Daunt Books, John Updike, and Sainte-Chapelle.

This week, my last in Europe, I spent a few days in London where, per the recommendation of a lovely and knowledgeable friend, I visited Daunt Books for Travellers, a fantastic bookshop on Marylebone High Street. If you’d like to visit without shelling out for airfare, you can take a virtual tour of the shop at their website, http://www.dauntbooks.co.uk/.

I spent a happy hour and fifteen minutes there before leaving with several gifts for friends, a new Daunt Books linen bag (free, with a 20£ purchase, so essentially impossible for me to have left without one) and a slim volume of poetry called Endpoint and Other Poems, the last collection of poems by American writer John Updike, who passed away in January of 2009. While on the Eurostar back to Paris, I read the whole collection, which included this sonnet, called “Evening Concert, Sainte-Chapelle”:

Evening Concert, Sainte-Chapelle

The celebrated windows flamed with light
directly pouring north across the Seine;
we rustled into place. Then violins
vaunting Vivaldi’s strident strength, then Brahms,
seemed to suck with their passionate sweetness,
bit by bit, the vigor from the red,
the blazing blue, so that the listening eye
saw suddenly the thick black lines, in shapes
of shield and cross and strut and brace, that held
the holy glowing fantasy together.
The music surged; the glow became a milk,
a whisper to the eye, a glimmer ebbed
until our beating hearts, our violins
were cased in thin but solid sheets of lead.

~ John Updike

The poem struck me the first time I read it with the power of its imagery, the fantastic mixture of senses, the rhythm and forceful, corporeal precision of its observations. Today, after waiting in a tremendously long queue, I visited Sainte-Chapelle, on l‘île de la Cité, and just by chance happened to have Updike’s book with me in my bag. Remembering the sonnet, I pulled it out and read it again, beneath the fantastic vitreaux he is writing about, surrounded at some moments by shush-induced silence, at others by rising voices and laughter.
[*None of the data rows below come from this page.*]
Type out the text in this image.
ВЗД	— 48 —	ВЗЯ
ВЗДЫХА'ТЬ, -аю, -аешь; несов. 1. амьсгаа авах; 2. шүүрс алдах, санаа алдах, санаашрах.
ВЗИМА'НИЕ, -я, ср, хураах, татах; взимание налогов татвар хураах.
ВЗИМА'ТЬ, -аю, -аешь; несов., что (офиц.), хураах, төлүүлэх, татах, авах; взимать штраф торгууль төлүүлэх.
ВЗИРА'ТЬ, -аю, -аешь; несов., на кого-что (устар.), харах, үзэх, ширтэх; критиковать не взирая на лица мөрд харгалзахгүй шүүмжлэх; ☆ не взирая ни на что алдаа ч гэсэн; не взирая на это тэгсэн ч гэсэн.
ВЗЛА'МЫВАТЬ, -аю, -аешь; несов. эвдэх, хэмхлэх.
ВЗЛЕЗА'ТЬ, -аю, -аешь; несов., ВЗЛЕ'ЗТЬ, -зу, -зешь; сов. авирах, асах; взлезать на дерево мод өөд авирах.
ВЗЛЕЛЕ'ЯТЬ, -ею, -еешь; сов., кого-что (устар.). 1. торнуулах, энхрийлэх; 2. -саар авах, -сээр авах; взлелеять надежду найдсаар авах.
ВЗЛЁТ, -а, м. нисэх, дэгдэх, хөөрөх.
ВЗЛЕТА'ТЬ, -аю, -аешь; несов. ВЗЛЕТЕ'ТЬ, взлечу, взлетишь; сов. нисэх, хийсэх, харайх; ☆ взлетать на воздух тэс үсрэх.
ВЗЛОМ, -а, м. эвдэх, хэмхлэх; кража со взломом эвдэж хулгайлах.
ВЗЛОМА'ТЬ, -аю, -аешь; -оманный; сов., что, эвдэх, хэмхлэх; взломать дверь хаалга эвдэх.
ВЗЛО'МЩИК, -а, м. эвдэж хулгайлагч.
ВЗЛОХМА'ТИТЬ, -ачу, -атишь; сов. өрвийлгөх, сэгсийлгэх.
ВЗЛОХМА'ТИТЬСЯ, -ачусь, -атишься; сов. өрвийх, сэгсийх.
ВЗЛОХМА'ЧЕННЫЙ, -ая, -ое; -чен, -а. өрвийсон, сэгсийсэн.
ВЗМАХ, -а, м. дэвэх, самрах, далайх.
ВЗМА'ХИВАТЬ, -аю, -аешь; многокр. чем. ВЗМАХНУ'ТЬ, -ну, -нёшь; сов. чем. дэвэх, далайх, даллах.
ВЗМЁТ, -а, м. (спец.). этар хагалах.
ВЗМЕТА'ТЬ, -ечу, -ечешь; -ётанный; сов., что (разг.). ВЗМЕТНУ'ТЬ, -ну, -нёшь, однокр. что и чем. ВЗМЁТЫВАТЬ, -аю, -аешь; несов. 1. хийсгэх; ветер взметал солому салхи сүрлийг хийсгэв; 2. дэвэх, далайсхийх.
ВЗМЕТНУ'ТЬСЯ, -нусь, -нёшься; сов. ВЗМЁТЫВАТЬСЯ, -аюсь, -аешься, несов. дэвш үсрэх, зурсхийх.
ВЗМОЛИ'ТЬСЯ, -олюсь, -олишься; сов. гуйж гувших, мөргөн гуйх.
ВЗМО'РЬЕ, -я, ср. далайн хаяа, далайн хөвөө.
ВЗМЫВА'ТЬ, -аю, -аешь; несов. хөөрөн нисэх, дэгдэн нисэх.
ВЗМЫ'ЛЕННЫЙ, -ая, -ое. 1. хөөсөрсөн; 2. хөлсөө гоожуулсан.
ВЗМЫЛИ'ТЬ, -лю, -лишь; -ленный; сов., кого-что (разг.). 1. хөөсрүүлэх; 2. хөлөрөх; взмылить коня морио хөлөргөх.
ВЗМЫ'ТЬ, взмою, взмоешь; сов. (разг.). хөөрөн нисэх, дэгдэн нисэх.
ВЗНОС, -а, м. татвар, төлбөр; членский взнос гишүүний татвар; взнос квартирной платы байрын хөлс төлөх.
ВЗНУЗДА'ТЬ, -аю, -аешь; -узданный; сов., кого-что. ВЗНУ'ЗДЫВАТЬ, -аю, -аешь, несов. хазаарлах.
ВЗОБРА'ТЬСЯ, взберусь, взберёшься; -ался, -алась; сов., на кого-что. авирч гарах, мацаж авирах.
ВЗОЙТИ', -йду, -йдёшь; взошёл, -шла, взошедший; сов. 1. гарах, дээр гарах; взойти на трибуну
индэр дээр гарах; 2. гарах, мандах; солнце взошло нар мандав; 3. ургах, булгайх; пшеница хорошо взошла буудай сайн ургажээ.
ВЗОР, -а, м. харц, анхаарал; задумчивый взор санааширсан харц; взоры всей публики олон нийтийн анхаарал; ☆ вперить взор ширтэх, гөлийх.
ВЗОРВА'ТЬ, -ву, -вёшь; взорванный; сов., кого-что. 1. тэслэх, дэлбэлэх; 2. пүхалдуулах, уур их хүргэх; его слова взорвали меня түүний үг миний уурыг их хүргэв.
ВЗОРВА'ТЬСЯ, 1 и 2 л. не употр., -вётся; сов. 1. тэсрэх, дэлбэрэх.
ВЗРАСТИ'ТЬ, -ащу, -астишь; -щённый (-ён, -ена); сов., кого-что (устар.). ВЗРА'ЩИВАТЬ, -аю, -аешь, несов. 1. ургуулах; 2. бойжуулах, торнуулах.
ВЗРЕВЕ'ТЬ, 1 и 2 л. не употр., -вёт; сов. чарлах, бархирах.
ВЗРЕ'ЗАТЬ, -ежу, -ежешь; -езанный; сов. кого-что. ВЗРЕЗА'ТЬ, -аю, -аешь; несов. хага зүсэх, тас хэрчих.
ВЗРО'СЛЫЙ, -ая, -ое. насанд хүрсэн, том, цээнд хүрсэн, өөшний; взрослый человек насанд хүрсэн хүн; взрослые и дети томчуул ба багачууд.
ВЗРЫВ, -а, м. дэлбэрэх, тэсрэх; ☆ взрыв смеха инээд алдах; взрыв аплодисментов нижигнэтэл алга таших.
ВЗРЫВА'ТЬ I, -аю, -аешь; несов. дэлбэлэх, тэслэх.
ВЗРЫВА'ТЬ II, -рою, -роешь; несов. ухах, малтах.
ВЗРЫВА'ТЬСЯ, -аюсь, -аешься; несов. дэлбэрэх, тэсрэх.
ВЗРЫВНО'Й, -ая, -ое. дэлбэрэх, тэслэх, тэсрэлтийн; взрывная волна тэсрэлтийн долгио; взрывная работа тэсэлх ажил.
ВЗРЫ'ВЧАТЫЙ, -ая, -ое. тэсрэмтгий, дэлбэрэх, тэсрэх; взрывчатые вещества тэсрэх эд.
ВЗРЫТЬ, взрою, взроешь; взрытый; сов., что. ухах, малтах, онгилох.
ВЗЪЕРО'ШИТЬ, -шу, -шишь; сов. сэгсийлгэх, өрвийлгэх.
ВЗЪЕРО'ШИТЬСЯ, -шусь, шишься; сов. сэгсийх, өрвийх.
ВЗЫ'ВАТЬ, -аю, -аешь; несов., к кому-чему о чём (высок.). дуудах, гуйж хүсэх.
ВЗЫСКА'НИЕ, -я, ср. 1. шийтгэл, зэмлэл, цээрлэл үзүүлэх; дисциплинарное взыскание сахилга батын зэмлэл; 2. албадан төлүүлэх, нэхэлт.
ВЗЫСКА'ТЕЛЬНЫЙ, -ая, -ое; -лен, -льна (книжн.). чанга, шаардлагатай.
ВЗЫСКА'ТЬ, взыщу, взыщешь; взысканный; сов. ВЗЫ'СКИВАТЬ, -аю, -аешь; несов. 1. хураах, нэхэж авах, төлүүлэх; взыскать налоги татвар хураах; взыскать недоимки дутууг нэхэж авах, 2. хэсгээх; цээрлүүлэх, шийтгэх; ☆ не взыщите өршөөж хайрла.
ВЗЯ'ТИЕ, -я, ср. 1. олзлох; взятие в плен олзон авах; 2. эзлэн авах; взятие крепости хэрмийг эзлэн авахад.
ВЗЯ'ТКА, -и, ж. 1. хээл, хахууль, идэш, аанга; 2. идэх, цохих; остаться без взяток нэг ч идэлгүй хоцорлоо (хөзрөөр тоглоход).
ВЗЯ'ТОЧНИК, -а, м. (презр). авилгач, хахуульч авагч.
The stunning vitreaux of Sainte-Chapelle, in Paris. [Photo: thorinside]

I think this is a great sonnet. Sainte-Chapelle is truly gorgeous and Updike masterfully integrates the visual experience of the stained-glass windows with the aural experience of music. He captures the power and weight of the vitreaux’s structure and the many black bars of lead which hold the thousands of panes of glass in place, and melds this with the simultaneous flow and structure of music, and the sheets of the black bars and notes which  underlie the glorious sounds of Vivaldi and Brahms. Within the sonnet,  all this melts together into a singular, magnificent and nearly frightening sensual experience, evoking both the grandeur and the limitations of the soul. But I wax unduly poetic where the poem–and the vitreaux–speak better for themselves.  Enough from me! Bonne Nuit.